Tax Reform for Investment and Jobs

COMMENTARY Taxes

Tax Reform for Investment and Jobs

Aug 15, 2017 2 min read
COMMENTARY BY

Former Senior Policy Analyst, Grover M. Hermann Center

Adam N. Michel focused on tax policy and the federal budget as a Senior Policy Analyst in the Grover M. Hermann Center.
When the U.S. tax code unnecessarily raises the cost of investment, businesses invest less than they would otherwise. iStock

Fixing a quirk in the U.S. tax code would let businesses add new jobs and increase economic growth immediately. The remedy, known to economists as “expensing,” lets businesses deduct from their taxable income the full value of all capital expenses incurred that year.

Take a local business that wants to expand by hiring 20 new employees. They know they can pay the new employee salaries, but can they afford to expand their office space and buy the new equipment? The current tax code artificially makes the investment in new office space more expensive by not letting the business deduct the full cost of the expansion.

When the U.S. tax code unnecessarily raises the cost of investment, businesses invest less than they would otherwise. This anti-investment bias is inefficient and hurts the U.S. economy and American workers. Expensing restores the full deduction and makes investment in the U.S. more attractive.

Investment in buildings, equipment and technology lets people be far more efficient in their work. This added productivity is the lifeblood of economic growth; ultimately, it leads to higher wages and better products and services.

Removing any source of bias against investment in the U.S. will increase the level of domestic investment, permanently increasing the demand for labor, boosting job creation and wage growth. More Americans could get a raise.

Like the local business above, additional investments in things like new warehouses and factories are especially needed to create entry-level and middle-class jobs. The benefits of expensing would be shared by Americans at all income levels, especially those who need it the most.

Expensing’s detractors have called the proposal “little more than a sugar high.” Far short of a onetime stimulus, business tax reform — and expensing, in particular — will permanently increase the size of the nation’s capital stock, which will have lasting benefits for all Americans, now and in the future.

Expensing can also significantly cut tax code compliance costs. Estimates place the cost of complying with investment deduction rules at over $23 billion annually, or 448 million hours each year. Expensing would greatly simplify matters — a tremendous boon for small- and medium-size firms, those most damaged by the current tax impediment to investing.

Allowing a full investment deduction provides a large economic gain because it is forward-looking. Compared dollar-for-dollar in reduced tax revenue, expensing lowers the cost of investment more than a simple corporate rate cut, which makes it more effective at stimulating growth and helping American workers.

Some have attempted to pit expensing against corporate rate cuts, a narrative that congressional leaders must reject. Expensing and rate cuts are what the economy needs; making just one reform may not be enough to generate the economic benefits that have been promised to the American people.

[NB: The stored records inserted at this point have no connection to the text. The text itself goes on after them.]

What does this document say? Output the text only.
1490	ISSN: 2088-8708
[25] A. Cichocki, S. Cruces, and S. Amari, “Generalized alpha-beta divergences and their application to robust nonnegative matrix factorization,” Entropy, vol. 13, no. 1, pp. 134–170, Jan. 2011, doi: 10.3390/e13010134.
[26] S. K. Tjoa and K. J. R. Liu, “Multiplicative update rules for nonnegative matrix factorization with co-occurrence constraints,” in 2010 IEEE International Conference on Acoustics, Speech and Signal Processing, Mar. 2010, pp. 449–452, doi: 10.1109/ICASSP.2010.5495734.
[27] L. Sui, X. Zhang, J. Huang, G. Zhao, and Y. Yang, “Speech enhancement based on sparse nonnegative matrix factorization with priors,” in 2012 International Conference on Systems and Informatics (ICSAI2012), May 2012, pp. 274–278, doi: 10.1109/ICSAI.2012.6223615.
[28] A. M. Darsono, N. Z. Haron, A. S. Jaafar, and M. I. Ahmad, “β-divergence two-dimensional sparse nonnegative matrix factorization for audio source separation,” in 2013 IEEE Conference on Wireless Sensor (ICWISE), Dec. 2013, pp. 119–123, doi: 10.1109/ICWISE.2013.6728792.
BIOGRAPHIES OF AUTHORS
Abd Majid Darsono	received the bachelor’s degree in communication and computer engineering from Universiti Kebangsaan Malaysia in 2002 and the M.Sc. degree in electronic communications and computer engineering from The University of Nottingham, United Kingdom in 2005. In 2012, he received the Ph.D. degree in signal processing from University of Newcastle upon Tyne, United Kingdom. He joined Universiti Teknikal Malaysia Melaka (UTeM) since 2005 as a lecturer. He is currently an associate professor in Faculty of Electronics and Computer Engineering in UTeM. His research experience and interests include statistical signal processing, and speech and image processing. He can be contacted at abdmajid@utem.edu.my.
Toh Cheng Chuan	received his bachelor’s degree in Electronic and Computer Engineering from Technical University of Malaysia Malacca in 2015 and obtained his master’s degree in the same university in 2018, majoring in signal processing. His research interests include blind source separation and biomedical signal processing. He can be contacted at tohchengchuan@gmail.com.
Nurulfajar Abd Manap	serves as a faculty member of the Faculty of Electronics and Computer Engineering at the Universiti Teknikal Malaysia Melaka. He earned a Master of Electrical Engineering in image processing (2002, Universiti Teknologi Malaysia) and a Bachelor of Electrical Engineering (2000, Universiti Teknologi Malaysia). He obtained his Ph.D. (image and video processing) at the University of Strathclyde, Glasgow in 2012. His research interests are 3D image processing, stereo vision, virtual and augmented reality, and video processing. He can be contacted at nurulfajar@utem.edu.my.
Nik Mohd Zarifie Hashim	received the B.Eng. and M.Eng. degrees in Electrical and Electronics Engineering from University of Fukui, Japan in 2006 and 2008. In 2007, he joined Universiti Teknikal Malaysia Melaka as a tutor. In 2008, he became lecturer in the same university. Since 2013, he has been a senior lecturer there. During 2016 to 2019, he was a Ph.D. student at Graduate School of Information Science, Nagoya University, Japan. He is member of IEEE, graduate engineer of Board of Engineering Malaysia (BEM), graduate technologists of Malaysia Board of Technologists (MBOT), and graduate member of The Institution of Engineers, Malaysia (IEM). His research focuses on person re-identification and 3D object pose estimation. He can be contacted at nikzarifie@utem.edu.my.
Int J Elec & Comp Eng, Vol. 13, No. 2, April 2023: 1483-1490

Currently topping out at almost 40 percent, America’s corporate income tax rate is the highest in the developed world. This puts U.S. businesses at a tremendous competitive disadvantage, harming U.S. workers, investors and the economy as a whole. A lower corporate tax rate benefits all businesses — even those not actively investing — and reduces the incentive for American businesses to leave the U.S. for more favorable tax environments.

The current corporate tax code slows investment and harms every American by artificially depressing wages and slowing economic growth. Congress must include both full expensing and a lower corporate tax rate as permanent changes to the tax code.